I.S. Mais justement par rapport aux enfants que tu étudies, 0/2 ans, c’est aussi une des caractéristiques de l’expérience de l’enfant avec l’adulte que l’enfant n’ait absolument pas l’idée que la mère attende quelque chose de lui de spécifique, de caché... il ne se sent pas dans un situation piégée au sens conscient du terme en tous cas...
Non, je ne suis pas tout à fait d’accord.
Cela dépend de la mère en partie. Et cela dépend du contexte aussi, ici aussi c’est très sensible au contexte parce que par exemple dans une situation publique les mères ont beaucoup d’attentes cachées mais pas très bien cachées, l’enfant le sait mais elles ne sont pas ouvertes.
Et dans ce sens là ce n’est pas très différent de la situation à l’école. Et également à la maison, quand il y a des invités, il y a des choses de cet ordre là. Je crois que l’on ne peut pas dire si catégoriquement il y a, il n’y a pas.
Je crois que cela change beaucoup, je dirai même qu’un enfant avec une mère est dans un contexte différent qu’un enfant avec une mère et le père, au moment où il y a la triade, il y a un certain nombre de choses qui ne sont pas dites, on ne peut pas dire que ce sont forcément des attentes, mais cela veut dire qu’il y a des règles non-dites qui sont assez différentes dans une triade que dans une dyade.
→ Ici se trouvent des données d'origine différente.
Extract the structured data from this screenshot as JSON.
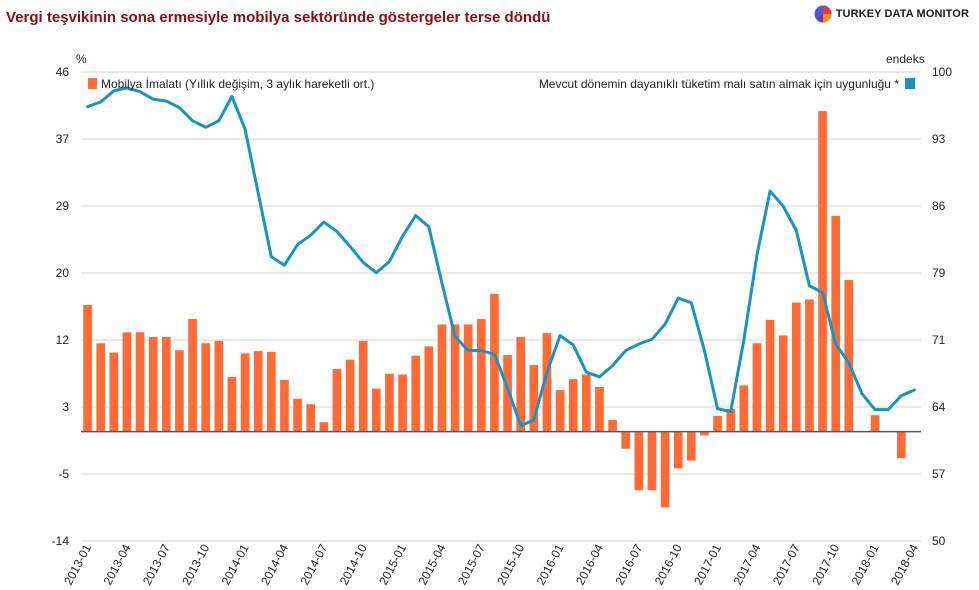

Et les enfants sont heureusement assez rapidement intelligents pour déchiffrer tout cela. Mais nous sommes très bons pour cela.
Donc dans ce sens là c’est assez difficile pour moi de dire ce que cela veut dire exactement pour l’enfant la présence de l’adulte dans le dispositif Thys. Je trouve que c’est complexe, c’est clair que c’est essentiel pour avoir cette sorte de liberté avec soi et les autres mais en même temps il y a probablement une fluctuation entre les attentes et les non-attentes... je ne sais pas, je trouve que c’est difficile cela.
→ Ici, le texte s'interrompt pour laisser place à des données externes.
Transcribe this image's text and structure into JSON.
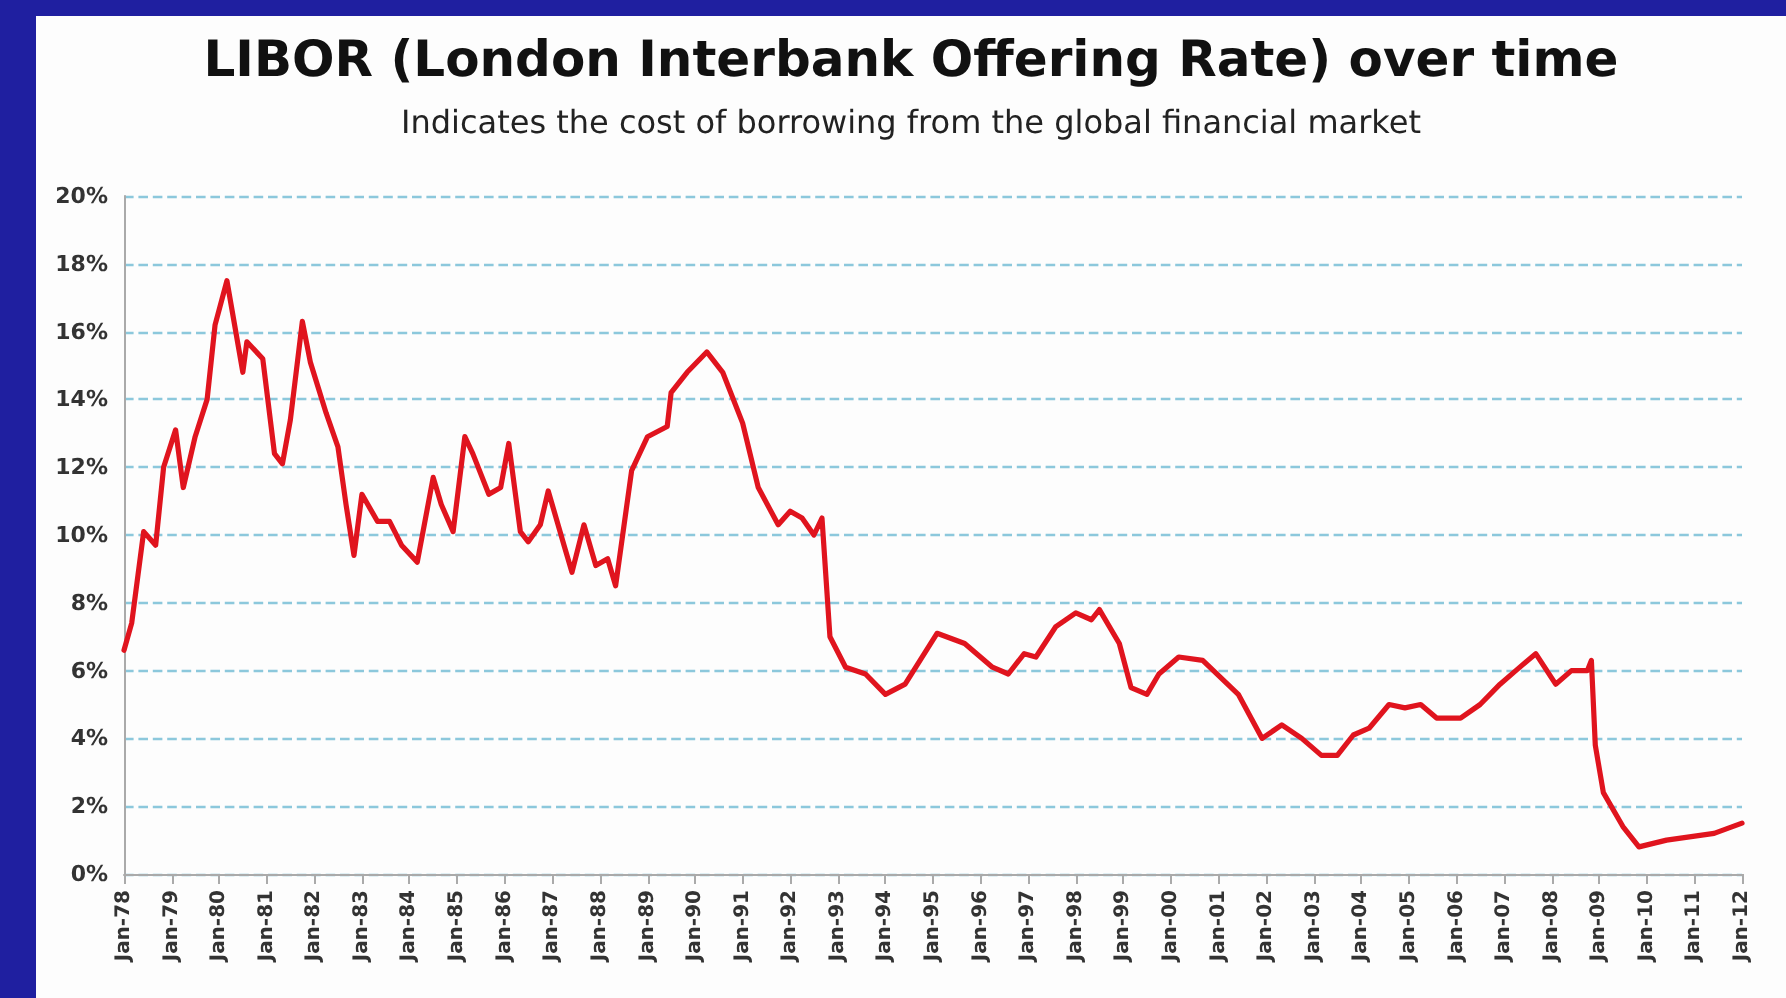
{
  "chart_data": {
    "type": "line",
    "title": "LIBOR (London Interbank Offering Rate) over time",
    "subtitle": "Indicates the cost of borrowing from the global financial market",
    "x": [
      "1978-01",
      "1978-03",
      "1978-06",
      "1978-09",
      "1978-11",
      "1979-02",
      "1979-04",
      "1979-07",
      "1979-10",
      "1979-12",
      "1980-03",
      "1980-07",
      "1980-08",
      "1980-12",
      "1981-03",
      "1981-05",
      "1981-07",
      "1981-10",
      "1981-12",
      "1982-04",
      "1982-07",
      "1982-09",
      "1982-11",
      "1983-01",
      "1983-05",
      "1983-08",
      "1983-11",
      "1984-03",
      "1984-07",
      "1984-09",
      "1984-12",
      "1985-03",
      "1985-05",
      "1985-09",
      "1985-12",
      "1986-02",
      "1986-05",
      "1986-07",
      "1986-10",
      "1986-12",
      "1987-04",
      "1987-06",
      "1987-09",
      "1987-12",
      "1988-03",
      "1988-05",
      "1988-09",
      "1989-01",
      "1989-06",
      "1989-07",
      "1989-11",
      "1990-04",
      "1990-08",
      "1991-01",
      "1991-05",
      "1991-10",
      "1992-01",
      "1992-04",
      "1992-07",
      "1992-09",
      "1992-11",
      "1993-03",
      "1993-08",
      "1994-01",
      "1994-06",
      "1995-02",
      "1995-09",
      "1996-04",
      "1996-08",
      "1996-12",
      "1997-03",
      "1997-08",
      "1998-01",
      "1998-05",
      "1998-07",
      "1998-12",
      "1999-03",
      "1999-07",
      "1999-10",
      "2000-03",
      "2000-09",
      "2001-06",
      "2001-12",
      "2002-05",
      "2002-10",
      "2003-03",
      "2003-07",
      "2003-11",
      "2004-03",
      "2004-08",
      "2004-12",
      "2005-04",
      "2005-08",
      "2006-02",
      "2006-07",
      "2006-12",
      "2007-04",
      "2007-09",
      "2008-02",
      "2008-06",
      "2008-10",
      "2008-11",
      "2008-12",
      "2009-02",
      "2009-07",
      "2009-11",
      "2010-06",
      "2011-06",
      "2012-01"
    ],
    "series": [
      {
        "color": "#e0141e",
        "values": [
          6.6,
          7.4,
          10.1,
          9.7,
          12.0,
          13.1,
          11.4,
          12.9,
          14.0,
          16.2,
          17.5,
          14.8,
          15.7,
          15.2,
          12.4,
          12.1,
          13.4,
          16.3,
          15.1,
          13.6,
          12.6,
          10.9,
          9.4,
          11.2,
          10.4,
          10.4,
          9.7,
          9.2,
          11.7,
          10.9,
          10.1,
          12.9,
          12.4,
          11.2,
          11.4,
          12.7,
          10.1,
          9.8,
          10.3,
          11.3,
          9.7,
          8.9,
          10.3,
          9.1,
          9.3,
          8.5,
          11.9,
          12.9,
          13.2,
          14.2,
          14.8,
          15.4,
          14.8,
          13.3,
          11.4,
          10.3,
          10.7,
          10.5,
          10.0,
          10.5,
          7.0,
          6.1,
          5.9,
          5.3,
          5.6,
          7.1,
          6.8,
          6.1,
          5.9,
          6.5,
          6.4,
          7.3,
          7.7,
          7.5,
          7.8,
          6.8,
          5.5,
          5.3,
          5.9,
          6.4,
          6.3,
          5.3,
          4.0,
          4.4,
          4.0,
          3.5,
          3.5,
          4.1,
          4.3,
          5.0,
          4.9,
          5.0,
          4.6,
          4.6,
          5.0,
          5.6,
          6.0,
          6.5,
          5.6,
          6.0,
          6.0,
          6.3,
          3.8,
          2.4,
          1.4,
          0.8,
          1.0,
          1.2,
          1.5
        ]
      }
    ],
    "xlim": [
      "1978-01",
      "2012-01"
    ],
    "xticks": [
      {
        "value": "1978-01",
        "label": "Jan-78"
      },
      {
        "value": "1979-01",
        "label": "Jan-79"
      },
      {
        "value": "1980-01",
        "label": "Jan-80"
      },
      {
        "value": "1981-01",
        "label": "Jan-81"
      },
      {
        "value": "1982-01",
        "label": "Jan-82"
      },
      {
        "value": "1983-01",
        "label": "Jan-83"
      },
      {
        "value": "1984-01",
        "label": "Jan-84"
      },
      {
        "value": "1985-01",
        "label": "Jan-85"
      },
      {
        "value": "1986-01",
        "label": "Jan-86"
      },
      {
        "value": "1987-01",
        "label": "Jan-87"
      },
      {
        "value": "1988-01",
        "label": "Jan-88"
      },
      {
        "value": "1989-01",
        "label": "Jan-89"
      },
      {
        "value": "1990-01",
        "label": "Jan-90"
      },
      {
        "value": "1991-01",
        "label": "Jan-91"
      },
      {
        "value": "1992-01",
        "label": "Jan-92"
      },
      {
        "value": "1993-01",
        "label": "Jan-93"
      },
      {
        "value": "1994-01",
        "label": "Jan-94"
      },
      {
        "value": "1995-01",
        "label": "Jan-95"
      },
      {
        "value": "1996-01",
        "label": "Jan-96"
      },
      {
        "value": "1997-01",
        "label": "Jan-97"
      },
      {
        "value": "1998-01",
        "label": "Jan-98"
      },
      {
        "value": "1999-01",
        "label": "Jan-99"
      },
      {
        "value": "2000-01",
        "label": "Jan-00"
      },
      {
        "value": "2001-01",
        "label": "Jan-01"
      },
      {
        "value": "2002-01",
        "label": "Jan-02"
      },
      {
        "value": "2003-01",
        "label": "Jan-03"
      },
      {
        "value": "2004-01",
        "label": "Jan-04"
      },
      {
        "value": "2005-01",
        "label": "Jan-05"
      },
      {
        "value": "2006-01",
        "label": "Jan-06"
      },
      {
        "value": "2007-01",
        "label": "Jan-07"
      },
      {
        "value": "2008-01",
        "label": "Jan-08"
      },
      {
        "value": "2009-01",
        "label": "Jan-09"
      },
      {
        "value": "2010-01",
        "label": "Jan-10"
      },
      {
        "value": "2011-01",
        "label": "Jan-11"
      },
      {
        "value": "2012-01",
        "label": "Jan-12"
      }
    ],
    "ylim": [
      0,
      20
    ],
    "yticks": [
      {
        "value": 0,
        "label": "0%"
      },
      {
        "value": 2,
        "label": "2%"
      },
      {
        "value": 4,
        "label": "4%"
      },
      {
        "value": 6,
        "label": "6%"
      },
      {
        "value": 8,
        "label": "8%"
      },
      {
        "value": 10,
        "label": "10%"
      },
      {
        "value": 12,
        "label": "12%"
      },
      {
        "value": 14,
        "label": "14%"
      },
      {
        "value": 16,
        "label": "16%"
      },
      {
        "value": 18,
        "label": "18%"
      },
      {
        "value": 20,
        "label": "20%"
      }
    ],
    "grid": "y",
    "marker": "none",
    "line_style": "solid"
  }
}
I.S. Mais est-ce qu’il y a dans l’histoire typique d’un enfant entrant en scolarité des types interactions qu’il n’a éventuellement pas tellement connus dans les interactions familiales et où il découvre qu’une apparence de liberté était en fait un piège, que quelque chose se retourne contre lui et il se trouve contraint à quelque chose... ce double jeu dont ils doivent ici se rendre compte qu’il n’y en a pas, c’est à dire que quand on leur dit faites ce que vous voulez effectivement à aucun moment l’adulte ne va dire : tu as fait cela et donc...
Oui, une des raisons qui, je trouve, font qu’il est difficile de répondre c’est que soit on voit la situation comme OK voici un contexte avec des règles dites et non-dites et voici une autre avec des autres règles ou une autre distribution du dit et du non-dit, etc. il y a plusieurs, et puis il faut comprendre les contextes...
Ce que je vois être plutôt le problème de l’enfant - cela c’est facile pour l’enfant - ce qui est difficile c’est la réalité du fait que le contexte et ce qu’est le dit et le non-dit est toujours en train de changer. En fait, il y a toujours un aller-retour entre plusieurs états contextuels et qu’est-ce que des règles etc. qui sont archi subtils et rapides.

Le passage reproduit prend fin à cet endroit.